Part of the reason why boiled pasta requires a liberal dosage of salt is that most of it will get poured down the drain, anyway. In reality, pasta will only absorb about a quarter of the salt added to a pot of water; the rest of it dissolves into the solution. Recipes and cooking guides have slightly varying advice on salt-to-water ratio, but the best general optimal conditions are about 2% salinity, which roughly translates to about a tablespoon or slightly less of salt for every quart of water.

Lots of people also have the misconception that salt helps water boil faster. The truth is that adding salt to a pot on the stove isn't going to save any time, and can actually raise the boiling point slightly. Rather, adding salt to water is a way to flavor it, not speed up cooking. In fact, it's best to pour in salt right after the water has come to a boil already so it dissolves more easily. Also, keep in mind the type of sauce you'll eventually cover the pasta in. If it's a particularly salty topping, say one that involves bacon, anchovies, or Parmesan, you may want pre-salt the water slightly less.

Types of salt to use

The quality of boiled pasta will also come down to the type of salt you're using. The finer the grains, the more easily they will dissolve into the water. That means that if you're using Kosher salt, which usually has coarser grains than sea or table salt, you'll probably need a bigger serving. So if you're using Morton kosher salt, you'll need about a tablespoon and a half. In addition, you'll need to up the dosage with the flakier (ironically less crystalline) Diamond Crystal to about two tablespoons.

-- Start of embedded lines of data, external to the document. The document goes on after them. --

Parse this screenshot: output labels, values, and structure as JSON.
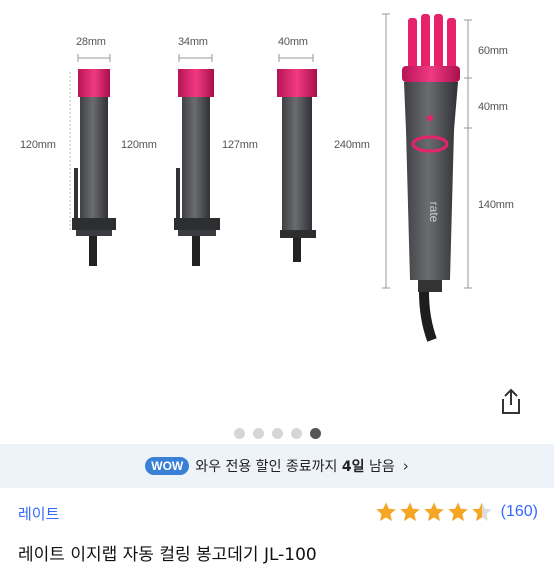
{
  "product_image": {
    "alt": "레이트 자동 컬링 봉고데기 제품 이미지",
    "dimensions": {
      "barrel_1_width": "28mm",
      "barrel_1_length": "120mm",
      "barrel_2_width": "34mm",
      "barrel_2_length": "120mm",
      "barrel_3_width": "40mm",
      "barrel_3_length": "127mm",
      "total_length": "240mm",
      "tip": "60mm",
      "middle": "40mm",
      "handle": "140mm"
    },
    "logo_text": "rate"
  },
  "carousel": {
    "total": 5,
    "active_index": 4
  },
  "wow": {
    "badge": "WOW",
    "text_prefix": "와우 전용 할인 종료까지 ",
    "text_bold": "4일",
    "text_suffix": " 남음",
    "arrow": "›"
  },
  "product": {
    "brand": "레이트",
    "rating": 4.5,
    "review_count": "(160)",
    "title": "레이트 이지랩 자동 컬링 봉고데기 JL-100"
  },
  "colors": {
    "accent_pink": "#e8216b",
    "body_gray": "#5b5d60",
    "star": "#f5a623",
    "link_blue": "#346aff",
    "wow_blue": "#3a80d6"
  },
  "icons": {
    "share": "share-icon",
    "star": "star-icon",
    "chevron": "chevron-right-icon"
  }
}
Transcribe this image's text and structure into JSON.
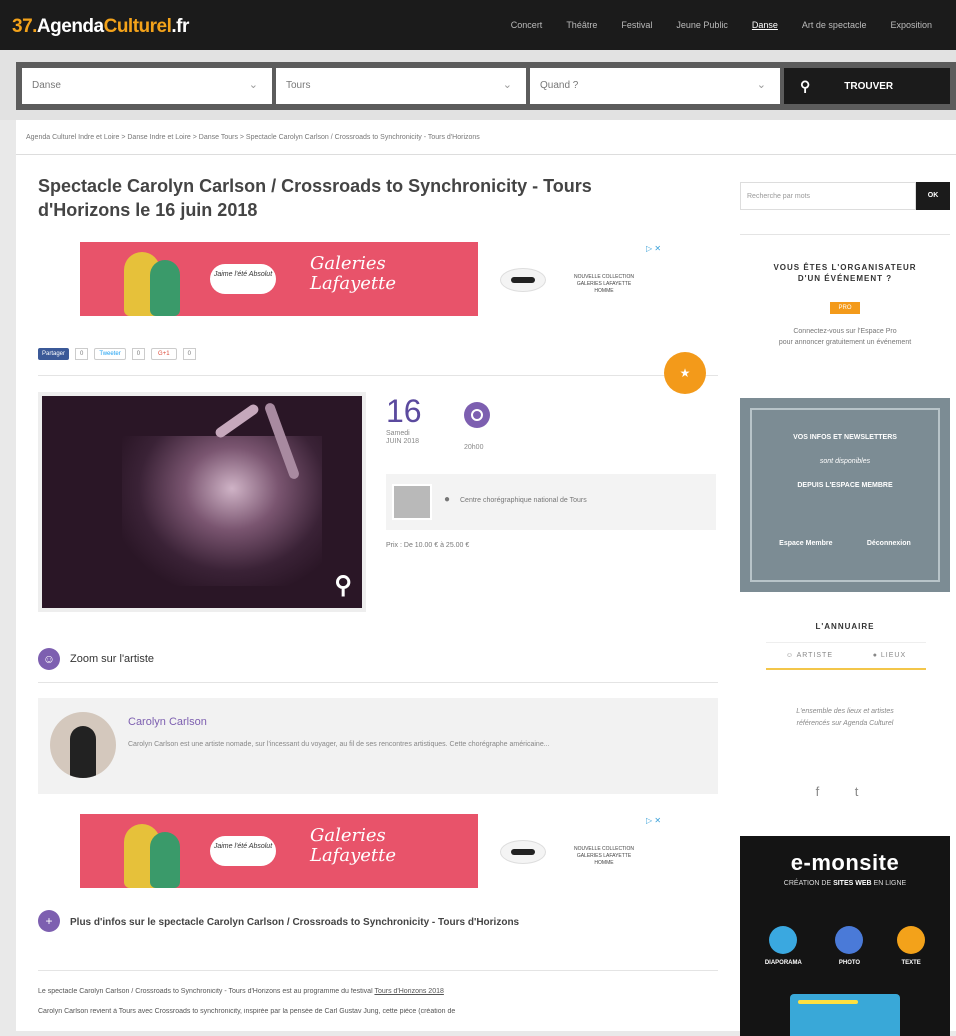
{
  "header": {
    "logo": {
      "num": "37.",
      "agenda": "Agenda",
      "culturel": "Culturel",
      "fr": ".fr"
    },
    "nav": [
      "Concert",
      "Théâtre",
      "Festival",
      "Jeune Public",
      "Danse",
      "Art de spectacle",
      "Exposition"
    ],
    "active_nav": "Danse"
  },
  "search": {
    "category": "Danse",
    "city": "Tours",
    "when": "Quand ?",
    "find_label": "TROUVER"
  },
  "breadcrumb": "Agenda Culturel Indre et Loire  >  Danse Indre et Loire  >  Danse Tours  >  Spectacle Carolyn Carlson / Crossroads to Synchronicity - Tours d'Horizons",
  "event": {
    "title": "Spectacle Carolyn Carlson / Crossroads to Synchronicity - Tours d'Horizons le 16 juin 2018",
    "day": "16",
    "weekday_month": "Samedi\nJUIN 2018",
    "time": "20h00",
    "venue": "Centre chorégraphique national de Tours",
    "price": "Prix : De 10.00 € à 25.00 €"
  },
  "ad": {
    "bubble": "Jaime l'été\nAbsolut",
    "script": "Galeries\nLafayette",
    "right_text": "NOUVELLE COLLECTION\nGALERIES LAFAYETTE\nHOMME"
  },
  "share": {
    "facebook": "Partager",
    "facebook_count": "0",
    "twitter": "Tweeter",
    "twitter_count": "0",
    "gplus": "G+1",
    "gplus_count": "0"
  },
  "artist_section": {
    "heading": "Zoom sur l'artiste",
    "name": "Carolyn Carlson",
    "description": "Carolyn Carlson est une artiste nomade, sur l'incessant du voyager, au fil de ses rencontres artistiques. Cette chorégraphe américaine..."
  },
  "more_section": {
    "heading": "Plus d'infos sur le spectacle Carolyn Carlson / Crossroads to Synchronicity - Tours d'Horizons",
    "para1_pre": "Le spectacle Carolyn Carlson / Crossroads to Synchronicity - Tours d'Horizons est au programme du festival ",
    "para1_link": "Tours d'Horizons 2018",
    "para2": "Carolyn Carlson revient à Tours avec Crossroads to synchronicity, inspirée par la pensée de Carl Gustav Jung, cette pièce (création de"
  },
  "sidebar": {
    "search_placeholder": "Recherche par mots",
    "search_ok": "OK",
    "orga_heading": "VOUS ÊTES L'ORGANISATEUR\nD'UN ÉVÉNEMENT ?",
    "orga_badge": "PRO",
    "orga_text": "Connectez-vous sur l'Espace Pro\npour annoncer gratuitement un événement",
    "member_line1": "VOS INFOS ET NEWSLETTERS",
    "member_line2": "sont disponibles",
    "member_line3": "DEPUIS L'ESPACE MEMBRE",
    "member_link1": "Espace Membre",
    "member_link2": "Déconnexion",
    "annuaire_heading": "L'ANNUAIRE",
    "annuaire_tab1": "ARTISTE",
    "annuaire_tab2": "LIEUX",
    "annuaire_text": "L'ensemble des lieux et artistes\nréférencés sur Agenda Culturel",
    "social": "f  t"
  },
  "emonsite": {
    "brand": "e-monsite",
    "tag_pre": "CRÉATION DE ",
    "tag_bold": "SITES WEB",
    "tag_post": " EN LIGNE",
    "icons": [
      {
        "label": "DIAPORAMA",
        "color": "#3aa8e0"
      },
      {
        "label": "PHOTO",
        "color": "#4a7ad8"
      },
      {
        "label": "TEXTE",
        "color": "#f3a21a"
      }
    ]
  }
}
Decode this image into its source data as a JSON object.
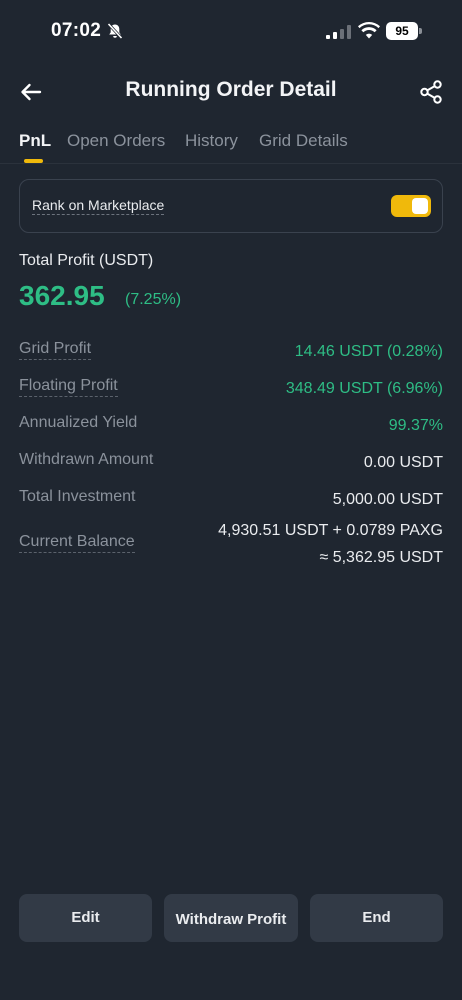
{
  "status_bar": {
    "time": "07:02",
    "battery": "95"
  },
  "header": {
    "title": "Running Order Detail",
    "back_icon": "arrow-left-icon",
    "share_icon": "share-icon"
  },
  "tabs": [
    {
      "label": "PnL",
      "active": true
    },
    {
      "label": "Open Orders",
      "active": false
    },
    {
      "label": "History",
      "active": false
    },
    {
      "label": "Grid Details",
      "active": false
    }
  ],
  "rank": {
    "label": "Rank on Marketplace",
    "enabled": true
  },
  "profit": {
    "label": "Total Profit (USDT)",
    "value": "362.95",
    "percent": "(7.25%)"
  },
  "details": [
    {
      "label": "Grid Profit",
      "value": "14.46 USDT (0.28%)"
    },
    {
      "label": "Floating Profit",
      "value": "348.49 USDT (6.96%)"
    },
    {
      "label": "Annualized Yield",
      "value": "99.37%"
    },
    {
      "label": "Withdrawn Amount",
      "value": "0.00 USDT"
    },
    {
      "label": "Total Investment",
      "value": "5,000.00 USDT"
    },
    {
      "label": "Current Balance",
      "value_line1": "4,930.51 USDT + 0.0789 PAXG",
      "value_line2": "≈ 5,362.95 USDT"
    }
  ],
  "actions": {
    "edit": "Edit",
    "withdraw": "Withdraw Profit",
    "end": "End"
  },
  "colors": {
    "background": "#1f2630",
    "accent": "#f0b90b",
    "profit_green": "#2ebd85"
  }
}
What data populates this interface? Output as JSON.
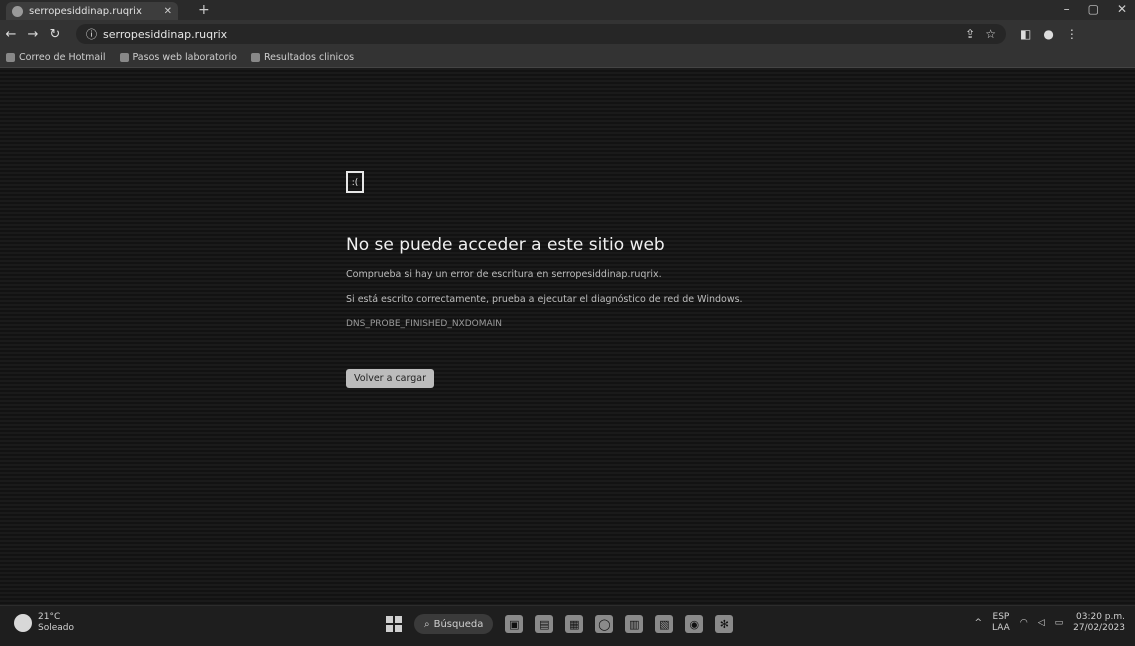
{
  "browser": {
    "tab_title": "serropesiddinap.ruqrix",
    "url": "serropesiddinap.ruqrix",
    "bookmarks": [
      "Correo de Hotmail",
      "Pasos web laboratorio",
      "Resultados clinicos"
    ]
  },
  "error_page": {
    "icon": "sad-file-icon",
    "title": "No se puede acceder a este sitio web",
    "line1": "Comprueba si hay un error de escritura en serropesiddinap.ruqrix.",
    "line2": "Si está escrito correctamente, prueba a ejecutar el diagnóstico de red de Windows.",
    "error_code": "DNS_PROBE_FINISHED_NXDOMAIN",
    "reload_label": "Volver a cargar"
  },
  "taskbar": {
    "weather_temp": "21°C",
    "weather_desc": "Soleado",
    "search_label": "Búsqueda",
    "lang_top": "ESP",
    "lang_bottom": "LAA",
    "time": "03:20 p.m.",
    "date": "27/02/2023"
  }
}
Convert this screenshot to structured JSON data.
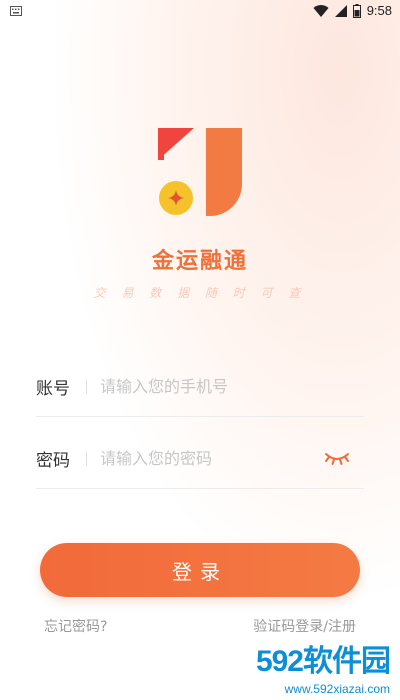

Some people enjoy the metallic, saltier taste of iodine, but restaurant chefs almost always use pure Kosher salt in their recipes. Sea salt will have additional minerals that can also impact the taste of your food, though these tend to be milder than the harsh sting of iodized salt. Sea salts can be more expensive than Kosher salt, though, and since most of the salt isn't even going to coat the pasta, it may be a more frugal idea to use a cheaper option. If you're ever in doubt about your pasta water, just give it a taste. If there's too much salt, you can just toss it and start over, but chances are you'll almost always need to add more.